If you have met your kitten’s needs – thus, enough opportunities are there for interactive and independent play, is on a good feeding schedule, and his health has been checked out, then the issue is probably behavioral. Then, ignore your kitten when he misbehaves. For example, don’t reward him for being demanding of food or attention, with food or more attention. It will just reinforce the negative behavior.
Once a kitten has been rewarded for meowing, for example, it is hard to stop. If you later try to start the ignoring technique, he will likely just try harder by increasing the intensity of the behavior (int his case meowing).
5. Know the boundaries
In most households, kitchen counters and tabletops, shelves and curio cabinets are off-limits to cats Your kitten will have to be taught these boundaries. This is fairly easy to do. If you catch the kitten on the counter, just remove him with-out talking, petting or looking at him, because one reason cats like counter cruising is it gets your attention. True, some like to jump from one piece of furniture to another, for exercise. Yet, best to offer other forms of, and locations for exercise.

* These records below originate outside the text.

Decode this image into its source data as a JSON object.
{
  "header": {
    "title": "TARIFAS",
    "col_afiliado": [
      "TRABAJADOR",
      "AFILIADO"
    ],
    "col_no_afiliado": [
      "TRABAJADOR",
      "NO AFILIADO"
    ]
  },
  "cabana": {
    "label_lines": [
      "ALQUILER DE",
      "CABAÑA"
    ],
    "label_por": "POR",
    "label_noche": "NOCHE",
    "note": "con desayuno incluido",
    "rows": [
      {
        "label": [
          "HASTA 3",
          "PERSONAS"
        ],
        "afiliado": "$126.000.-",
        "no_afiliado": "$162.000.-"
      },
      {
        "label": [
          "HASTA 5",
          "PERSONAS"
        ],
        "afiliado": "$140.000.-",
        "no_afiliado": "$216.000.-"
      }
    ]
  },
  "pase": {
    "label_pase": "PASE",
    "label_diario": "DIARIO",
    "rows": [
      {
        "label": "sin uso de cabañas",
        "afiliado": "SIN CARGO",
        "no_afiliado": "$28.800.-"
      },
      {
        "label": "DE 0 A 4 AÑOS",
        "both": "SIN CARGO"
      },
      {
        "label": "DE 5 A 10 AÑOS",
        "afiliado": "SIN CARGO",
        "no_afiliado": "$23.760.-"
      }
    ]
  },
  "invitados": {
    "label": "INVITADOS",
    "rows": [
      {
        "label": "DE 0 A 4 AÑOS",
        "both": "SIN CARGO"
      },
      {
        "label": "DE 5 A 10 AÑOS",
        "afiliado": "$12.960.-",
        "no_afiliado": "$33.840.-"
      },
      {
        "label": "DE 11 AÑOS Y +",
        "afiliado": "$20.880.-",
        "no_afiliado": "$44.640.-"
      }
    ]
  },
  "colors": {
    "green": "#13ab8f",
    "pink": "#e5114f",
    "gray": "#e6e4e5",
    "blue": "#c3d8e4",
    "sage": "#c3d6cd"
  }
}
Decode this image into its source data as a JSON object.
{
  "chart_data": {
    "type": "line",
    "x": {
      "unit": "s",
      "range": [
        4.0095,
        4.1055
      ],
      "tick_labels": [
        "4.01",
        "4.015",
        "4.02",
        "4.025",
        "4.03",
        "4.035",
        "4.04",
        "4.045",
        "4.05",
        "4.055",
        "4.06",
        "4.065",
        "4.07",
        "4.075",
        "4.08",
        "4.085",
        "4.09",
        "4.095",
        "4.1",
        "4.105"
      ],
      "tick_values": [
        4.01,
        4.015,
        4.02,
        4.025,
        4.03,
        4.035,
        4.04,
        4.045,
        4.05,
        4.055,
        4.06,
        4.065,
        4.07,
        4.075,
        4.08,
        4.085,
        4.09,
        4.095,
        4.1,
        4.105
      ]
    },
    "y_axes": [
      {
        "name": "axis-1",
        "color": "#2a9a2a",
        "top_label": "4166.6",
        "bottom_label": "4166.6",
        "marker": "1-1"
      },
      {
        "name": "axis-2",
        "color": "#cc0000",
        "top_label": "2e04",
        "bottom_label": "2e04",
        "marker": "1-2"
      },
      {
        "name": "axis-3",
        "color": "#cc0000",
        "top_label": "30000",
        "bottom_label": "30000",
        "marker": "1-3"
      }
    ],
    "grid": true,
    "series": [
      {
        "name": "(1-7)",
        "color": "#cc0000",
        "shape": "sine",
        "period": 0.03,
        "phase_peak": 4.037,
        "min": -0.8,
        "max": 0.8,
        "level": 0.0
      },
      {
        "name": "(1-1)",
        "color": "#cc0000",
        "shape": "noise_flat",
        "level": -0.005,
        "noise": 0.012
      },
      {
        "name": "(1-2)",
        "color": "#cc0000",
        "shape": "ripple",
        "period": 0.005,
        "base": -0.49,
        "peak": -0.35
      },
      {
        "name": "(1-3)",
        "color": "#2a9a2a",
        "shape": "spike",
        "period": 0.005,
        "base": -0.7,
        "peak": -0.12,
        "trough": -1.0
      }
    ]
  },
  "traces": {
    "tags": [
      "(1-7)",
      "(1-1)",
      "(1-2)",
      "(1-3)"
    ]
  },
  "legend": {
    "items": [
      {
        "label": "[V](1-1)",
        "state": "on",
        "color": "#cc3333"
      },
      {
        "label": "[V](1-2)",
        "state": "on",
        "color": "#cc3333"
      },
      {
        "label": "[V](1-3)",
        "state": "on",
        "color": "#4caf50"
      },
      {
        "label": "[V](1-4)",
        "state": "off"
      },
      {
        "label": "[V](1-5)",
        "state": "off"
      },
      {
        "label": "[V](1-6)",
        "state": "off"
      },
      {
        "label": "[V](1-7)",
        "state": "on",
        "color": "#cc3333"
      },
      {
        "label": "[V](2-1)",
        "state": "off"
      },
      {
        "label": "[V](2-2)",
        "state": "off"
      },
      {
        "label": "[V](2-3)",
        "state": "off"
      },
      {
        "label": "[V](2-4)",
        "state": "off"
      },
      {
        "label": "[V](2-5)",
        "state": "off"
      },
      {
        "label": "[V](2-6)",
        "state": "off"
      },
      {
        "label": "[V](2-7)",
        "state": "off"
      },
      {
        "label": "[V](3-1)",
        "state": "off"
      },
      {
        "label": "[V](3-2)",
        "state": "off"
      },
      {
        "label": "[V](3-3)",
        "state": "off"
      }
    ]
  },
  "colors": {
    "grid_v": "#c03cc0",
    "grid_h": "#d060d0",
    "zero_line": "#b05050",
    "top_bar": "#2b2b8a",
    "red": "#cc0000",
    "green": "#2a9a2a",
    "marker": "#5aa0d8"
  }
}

There are scat mats that can be bought to dissuade jumping, and there are other ways to set up booby traps for when you are not around to catch the behavior and act upon it. This could mean putting shelf paper (sticky side up), double-sided tape or a strip of plastic carpet runner (nubby side up) on the counter top. When your cat jumps up, he will decide that he does not like that sensation, and refrain from jumping in the future.
Be sure to provide your kitten with a sturdy, multi-level cat tree, so he has a place where it is ok for him to jump up and climb. When your kitten leaps up and climbs on things, he’s not being mischievous. He’s just leaning about his emerging physical skills. It is best to offer him safe options.
The key to a successful training program is to show your kitten what he can do, rather than just what he can’t do. The more positive things you do for and with your kitten, the better the bond you create between the two of you. Your kitten will become well-adjusted to hour home, and you will have a very happy and well-mannered cat.